At the beginning of 1936 he married Hildegard Hirche from Wannsee , who moved with him to Chausseestrasse 15. Hildegard Hirche took an active part in the social democratic resistance and worked as a courier for the illegal SPD as early as 1933. Both were arrested by the Gestapo on April 7, 1936 . Heinz Schröder was brought to the Gestapo headquarters at Prinz-Albrecht-Strasse  8 and locked in the Columbiadamm concentration camp a few days later . On May 23, 1936, he was taken to pre- trial detention in Chemnitz , where charges were brought against him in November 1936. On February 11, 1937, a “judgment” was issued by the Berlin Court of Appeal , with which he was sentenced to 27 months in prison and three years “ loss of honor ” for “continuing the SPD and the SAJ” . His wife was sentenced to 18 months in prison in the same trial. He spent his prison sentence in the Brandenburg penitentiary and in the Roßlau prison , from where he was deployed to work on the Elbe regulation .

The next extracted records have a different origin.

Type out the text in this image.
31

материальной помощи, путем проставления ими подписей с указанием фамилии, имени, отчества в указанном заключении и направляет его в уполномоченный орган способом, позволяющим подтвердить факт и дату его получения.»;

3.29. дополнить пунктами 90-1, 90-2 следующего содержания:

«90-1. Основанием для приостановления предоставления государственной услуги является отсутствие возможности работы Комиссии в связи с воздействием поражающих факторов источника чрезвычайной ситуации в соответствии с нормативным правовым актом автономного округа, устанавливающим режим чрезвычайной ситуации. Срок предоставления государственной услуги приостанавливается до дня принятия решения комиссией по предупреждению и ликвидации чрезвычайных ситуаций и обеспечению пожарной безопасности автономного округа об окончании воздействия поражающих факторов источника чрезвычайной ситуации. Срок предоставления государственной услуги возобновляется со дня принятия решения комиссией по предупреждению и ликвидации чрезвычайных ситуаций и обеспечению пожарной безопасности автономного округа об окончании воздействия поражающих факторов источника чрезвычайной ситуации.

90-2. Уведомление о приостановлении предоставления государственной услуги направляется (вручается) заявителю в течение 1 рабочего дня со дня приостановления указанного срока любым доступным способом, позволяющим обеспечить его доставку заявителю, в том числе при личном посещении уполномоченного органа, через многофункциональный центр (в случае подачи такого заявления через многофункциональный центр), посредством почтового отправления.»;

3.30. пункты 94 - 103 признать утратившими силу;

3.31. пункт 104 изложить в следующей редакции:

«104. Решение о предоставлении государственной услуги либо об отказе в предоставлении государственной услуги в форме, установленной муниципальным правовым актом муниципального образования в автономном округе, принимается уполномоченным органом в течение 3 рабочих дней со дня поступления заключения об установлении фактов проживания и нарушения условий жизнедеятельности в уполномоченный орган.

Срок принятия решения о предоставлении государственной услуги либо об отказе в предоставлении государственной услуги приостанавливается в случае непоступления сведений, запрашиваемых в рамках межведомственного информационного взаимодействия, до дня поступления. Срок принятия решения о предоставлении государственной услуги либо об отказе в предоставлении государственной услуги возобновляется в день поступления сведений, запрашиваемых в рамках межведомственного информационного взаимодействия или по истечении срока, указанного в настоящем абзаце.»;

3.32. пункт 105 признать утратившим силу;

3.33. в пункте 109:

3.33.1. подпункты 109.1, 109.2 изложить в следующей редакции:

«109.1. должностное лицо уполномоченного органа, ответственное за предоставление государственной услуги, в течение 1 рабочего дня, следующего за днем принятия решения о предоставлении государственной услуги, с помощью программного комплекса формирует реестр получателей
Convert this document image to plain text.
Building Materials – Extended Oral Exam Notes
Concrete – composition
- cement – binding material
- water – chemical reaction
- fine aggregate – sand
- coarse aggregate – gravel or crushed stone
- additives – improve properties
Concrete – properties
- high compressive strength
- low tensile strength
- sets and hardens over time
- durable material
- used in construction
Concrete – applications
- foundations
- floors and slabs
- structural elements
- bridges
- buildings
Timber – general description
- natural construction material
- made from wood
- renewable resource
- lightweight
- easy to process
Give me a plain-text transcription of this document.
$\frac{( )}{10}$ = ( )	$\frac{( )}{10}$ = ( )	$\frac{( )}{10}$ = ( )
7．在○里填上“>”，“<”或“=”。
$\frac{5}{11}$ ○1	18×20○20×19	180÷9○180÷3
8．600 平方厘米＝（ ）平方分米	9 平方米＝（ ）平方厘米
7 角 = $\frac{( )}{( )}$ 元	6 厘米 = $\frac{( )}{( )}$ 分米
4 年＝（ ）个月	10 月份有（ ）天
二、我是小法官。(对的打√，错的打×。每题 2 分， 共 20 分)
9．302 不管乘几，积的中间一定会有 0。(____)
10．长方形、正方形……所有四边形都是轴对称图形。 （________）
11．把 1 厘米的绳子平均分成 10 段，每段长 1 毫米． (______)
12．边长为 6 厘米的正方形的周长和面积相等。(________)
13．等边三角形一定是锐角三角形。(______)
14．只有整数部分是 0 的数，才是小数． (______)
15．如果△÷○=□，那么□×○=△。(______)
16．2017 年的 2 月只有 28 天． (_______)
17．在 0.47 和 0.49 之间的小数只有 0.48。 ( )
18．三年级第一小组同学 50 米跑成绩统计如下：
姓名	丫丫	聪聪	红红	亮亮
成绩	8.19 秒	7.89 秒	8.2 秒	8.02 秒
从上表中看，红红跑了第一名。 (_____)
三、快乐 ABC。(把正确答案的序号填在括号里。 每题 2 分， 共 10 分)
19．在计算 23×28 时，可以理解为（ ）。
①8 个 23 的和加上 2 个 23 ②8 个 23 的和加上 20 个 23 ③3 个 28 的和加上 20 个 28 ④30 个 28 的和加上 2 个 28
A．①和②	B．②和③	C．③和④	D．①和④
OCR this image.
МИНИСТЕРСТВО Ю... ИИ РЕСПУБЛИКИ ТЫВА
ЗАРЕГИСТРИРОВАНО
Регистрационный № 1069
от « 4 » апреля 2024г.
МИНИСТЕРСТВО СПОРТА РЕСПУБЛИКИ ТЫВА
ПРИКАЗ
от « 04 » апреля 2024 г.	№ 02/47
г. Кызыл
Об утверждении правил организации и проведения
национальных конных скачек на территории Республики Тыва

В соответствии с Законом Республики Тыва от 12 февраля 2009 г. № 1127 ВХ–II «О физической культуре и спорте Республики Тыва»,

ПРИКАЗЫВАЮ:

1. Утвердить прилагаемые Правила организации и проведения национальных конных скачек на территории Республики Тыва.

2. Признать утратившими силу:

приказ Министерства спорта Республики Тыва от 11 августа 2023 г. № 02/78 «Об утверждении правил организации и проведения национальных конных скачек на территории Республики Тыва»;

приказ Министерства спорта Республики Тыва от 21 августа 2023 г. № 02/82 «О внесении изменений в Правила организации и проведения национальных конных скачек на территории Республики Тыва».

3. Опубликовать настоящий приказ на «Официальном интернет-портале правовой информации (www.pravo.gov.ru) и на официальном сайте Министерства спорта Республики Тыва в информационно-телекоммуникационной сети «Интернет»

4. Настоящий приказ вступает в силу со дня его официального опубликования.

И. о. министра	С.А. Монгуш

He was released from prison on July 11, 1938. On November 3, 1942, he was recruited to the penalty unit 999 on the Heuberg . His unit was shipped to Africa, where he and other criminal soldiers were able to go into American captivity on April 9, 1943, which he spent from May 8, 1943 in a special camp in Kentucky . On March 23, 1946, he returned to Berlin, where he was immediately involved in the party-political debates. Based on the experiences of the anti-fascist resistance struggle and the politically instructive time in the US prisoner of war camp, he advocated the merger of the divided German labor movement and the unification of his party with the KPD . While this association in West Berlin was rejected by a large majority in a membership decision of the SPD, the SMAD forbade a membership decision in East Berlin and there was a forced union of the SPD and KPD to form the SED . At the unification party congress at the East Berlin state level, he was elected to the state leadership of the SED , of which he was a member until 1948. He then became political secretary of the SED district of Zehlendorf . In addition, he held leadership positions in the VVN and in the Peace Council of the FRG .

Schröder was expelled from the SED at the end of the 1950s and lost his full-time positions. He began working for the railway police of the Deutsche Reichsbahn in West Berlin. His internal party rehabilitation took place in 1964. He then worked in the political department of the Reichsbahn until 1968 and then in full-time positions in the party, which was renamed SEW in 1967 .

After retiring in 1975, he concentrated his political work on the VVN and was instrumental in its organizational development into the Association of Antifascists . From 1980 he supported the city tour project of the Landesjugendring Berlin as a contemporary witness and gave lectures in schools and youth facilities.

Fonts (selection)

literature

  • Hans-Joachim Fieber: Resistance in Berlin against the Nazi regime from 1933 to 1945 . Published by the history workshop of the Berlin association of participants in the anti-fascist resistance struggle . BV VdN, Volume 7 (S), trafo-Verlag, Berlin 2004, p. 142.

documentary

  • "Five years of barbed wire in my youth ..." (Heinz Schröder). In: Berlin contemporary witnesses. From the anti-fascist resistance (Heinz Schröder - Gertrud Keen - Wolfgang Szepansky ). A documentary by Loretta Walz , video production Berlin, Landesjugendring Berlin 1993 (25 of 67 min.)